OK. So it seems today (and in the immediate future) DeLICM will only drop stores, but loads are left untouched. Is this right?

If the load is not dropped, it might read an location that has never been written to because all writes to it have been redirected, ie. and Undef value. Without the check added in this patch whether the loads has been dropped, it would probably crash because it required details from an deleted MemoryAccess. If there is a compute instruction in between in the same statement, then nothing should be removed in the first place.

Does this not mean that load memory accesses will never be removed by DeLICM and that consequently the "if (!Stmt.getArrayAccessOrNULLFor(Load))" is never false, due to DeLICM? If I add an assert before the "createUNDEF" none of the current DeLICM test cases fails, except the ones that already fail due to the missing "known" pass.

It seems as if this code currently is not needed. If this is the case, maybe we should postpone this discussion until we actually decide to remove loads in DeLICM?

Also consider that not generating a store is just as harmful for the generated code as replacing a load by an Undef. The missing store would be even harder to find.

Also, if you commit this separately, which certainly would not hurt, a JSON test case would be amazing.

The json importer currently does not support removing MemoryAccesses. Implementing that will require much more code and certainly also its own review.

I suggested this as a way to obtain test coverage for this patch without the need for delicm yet. I would hope that JSON is easy to extend (e.g. just mark a memory access as 'deleted').

Another option would be to commit this change together with the delicm cleanup() routine after DELICM. We can then run delicm to test the codegen change and it also becomes more clear what
are the actual uses. I am in fact starting to prefer this approach slightly.

Committing with DeLICM would be fine with me, but doesn't solve the question of returning undef.

Do implicitly suggest to commit cleanup() separately from the main part?

Yes. The cleanup routine is certainly an independent change that would make sense to split off.
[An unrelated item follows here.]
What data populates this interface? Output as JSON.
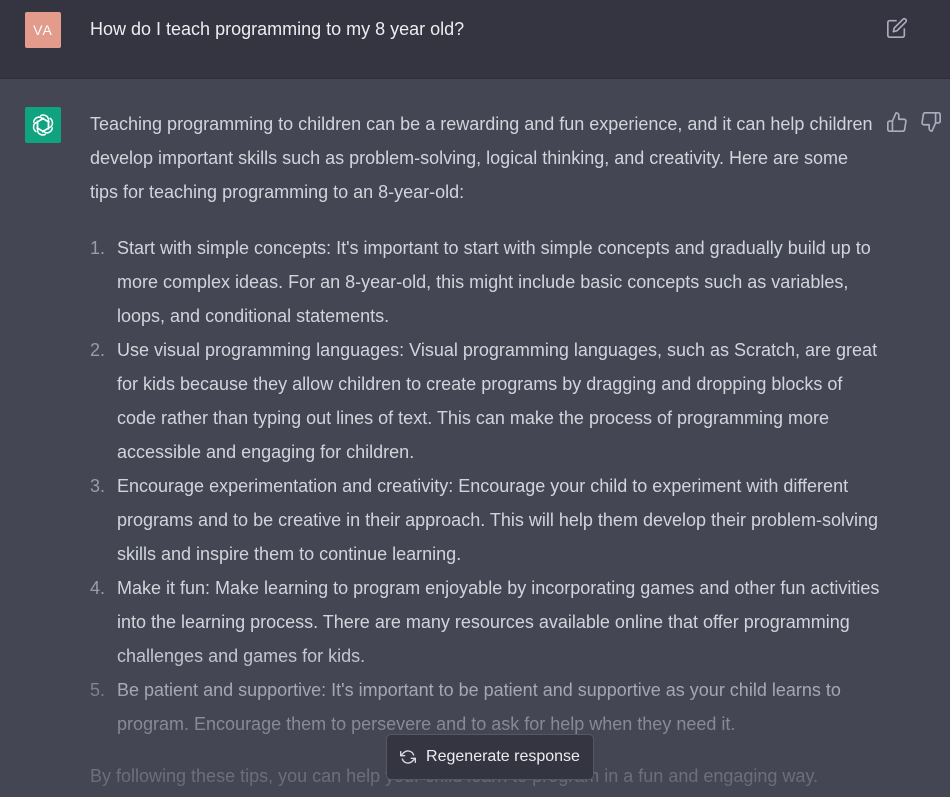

I personally prefer small changes similar to how Sven is looking for patch sets that are split up in independent changes. Optimally changes of commonly around 30-50 lines, with around 200 lines max. I understand that this takes additional work to split up patches, but in my experience it saves a lot of time in discussions. Obviously, if I am open to discuss different strategies to upstream such large patches.
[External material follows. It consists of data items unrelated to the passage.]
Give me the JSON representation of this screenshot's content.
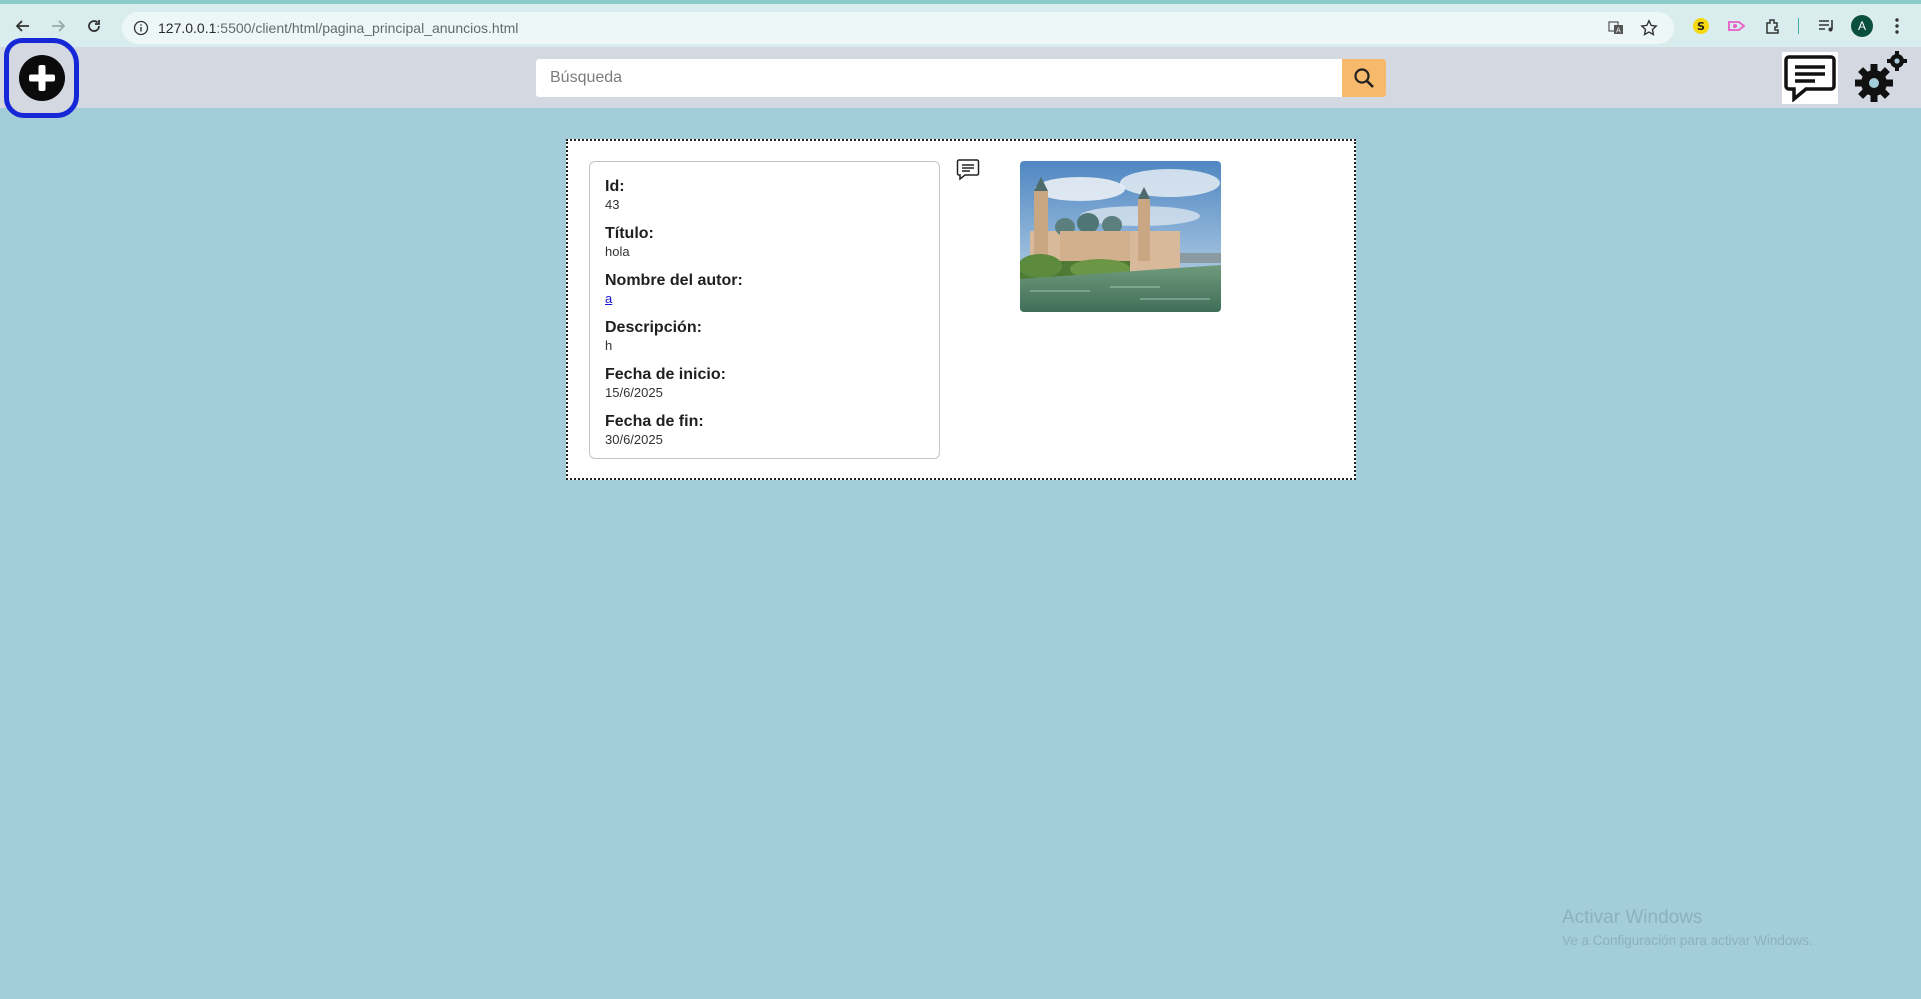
{
  "browser": {
    "url_host": "127.0.0.1",
    "url_path": ":5500/client/html/pagina_principal_anuncios.html",
    "profile_initial": "A"
  },
  "header": {
    "search_placeholder": "Búsqueda"
  },
  "ad": {
    "fields": [
      {
        "label": "Id:",
        "value": "43"
      },
      {
        "label": "Título:",
        "value": "hola"
      },
      {
        "label": "Nombre del autor:",
        "value": "a"
      },
      {
        "label": "Descripción:",
        "value": "h"
      },
      {
        "label": "Fecha de inicio:",
        "value": "15/6/2025"
      },
      {
        "label": "Fecha de fin:",
        "value": "30/6/2025"
      }
    ]
  },
  "watermark": {
    "title": "Activar Windows",
    "subtitle": "Ve a Configuración para activar Windows."
  },
  "colors": {
    "page_bg": "#a3cdd9",
    "header_bg": "#d4d9e1",
    "search_button": "#f7b96c",
    "add_button_outline": "#1527d6"
  },
  "icons": [
    "back-icon",
    "forward-icon",
    "reload-icon",
    "site-info-icon",
    "translate-icon",
    "star-icon",
    "extension-icon",
    "media-icon",
    "menu-icon",
    "add-circle-icon",
    "search-icon",
    "chat-icon",
    "settings-icon",
    "comment-icon"
  ]
}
(In general I prefer to avoid to build up such large patches in the first place, as working with them always adds a lot of overhead).

Meinersbur abandoned this revision.Oct 4 2016, 4:49 AM

OK, let's postpone this until the cleanup() patch.
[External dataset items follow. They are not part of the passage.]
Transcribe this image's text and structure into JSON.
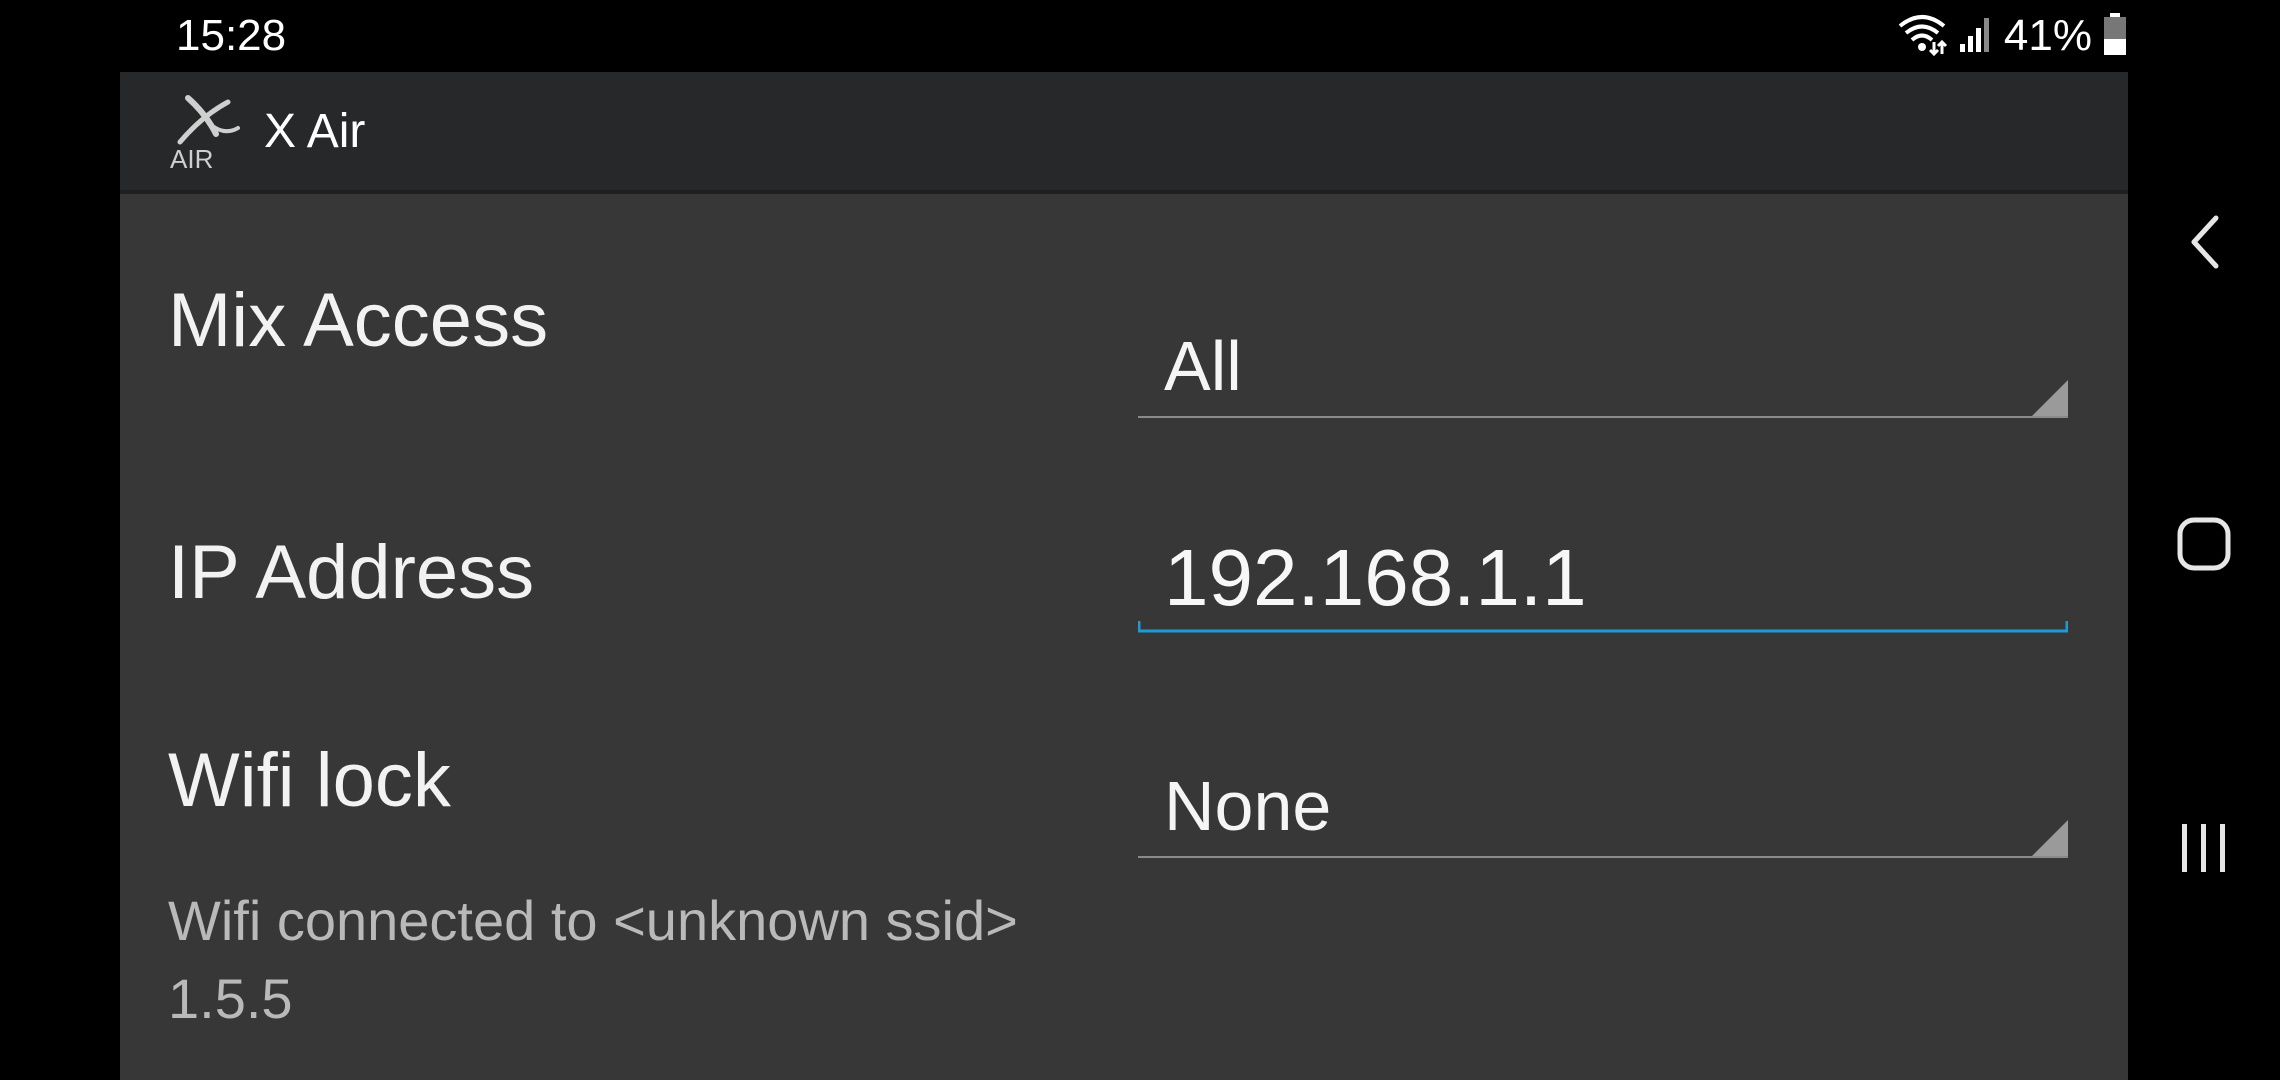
{
  "status_bar": {
    "time": "15:28",
    "battery_percent": "41%",
    "icons": [
      "wifi-icon",
      "signal-icon",
      "battery-icon"
    ],
    "battery_level": 0.41
  },
  "app": {
    "title": "X Air",
    "logo_text": "AIR"
  },
  "settings": {
    "mix_access": {
      "label": "Mix Access",
      "value": "All"
    },
    "ip_address": {
      "label": "IP Address",
      "value": "192.168.1.1"
    },
    "wifi_lock": {
      "label": "Wifi lock",
      "value": "None"
    }
  },
  "info": {
    "wifi_status": "Wifi connected to <unknown ssid>",
    "version": "1.5.5"
  },
  "nav_bar": {
    "buttons": [
      "back-icon",
      "home-icon",
      "recents-icon"
    ]
  },
  "colors": {
    "background": "#373737",
    "action_bar": "#26282a",
    "accent": "#1e9ad6",
    "text_primary": "#f2f2f2",
    "text_secondary": "#b9b9b9"
  }
}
Thinking about this change, we could possibly also commit a minimal DeLICM pass which only runs cleanup(). In some way, this is also a trivial change, which could even be tested on an appropriately designed .ll input file. It would allow us to get all the basic infrastructure in place.

Thinking about this change, we could possibly also commit a minimal DeLICM pass which only runs cleanup(). In some way, this is also a trivial change, which could even be tested on an appropriately designed .ll input file. It would allow us to get all the basic infrastructure in place.

If we want to do this, I'd prefer to put cleanup() into a separate pass.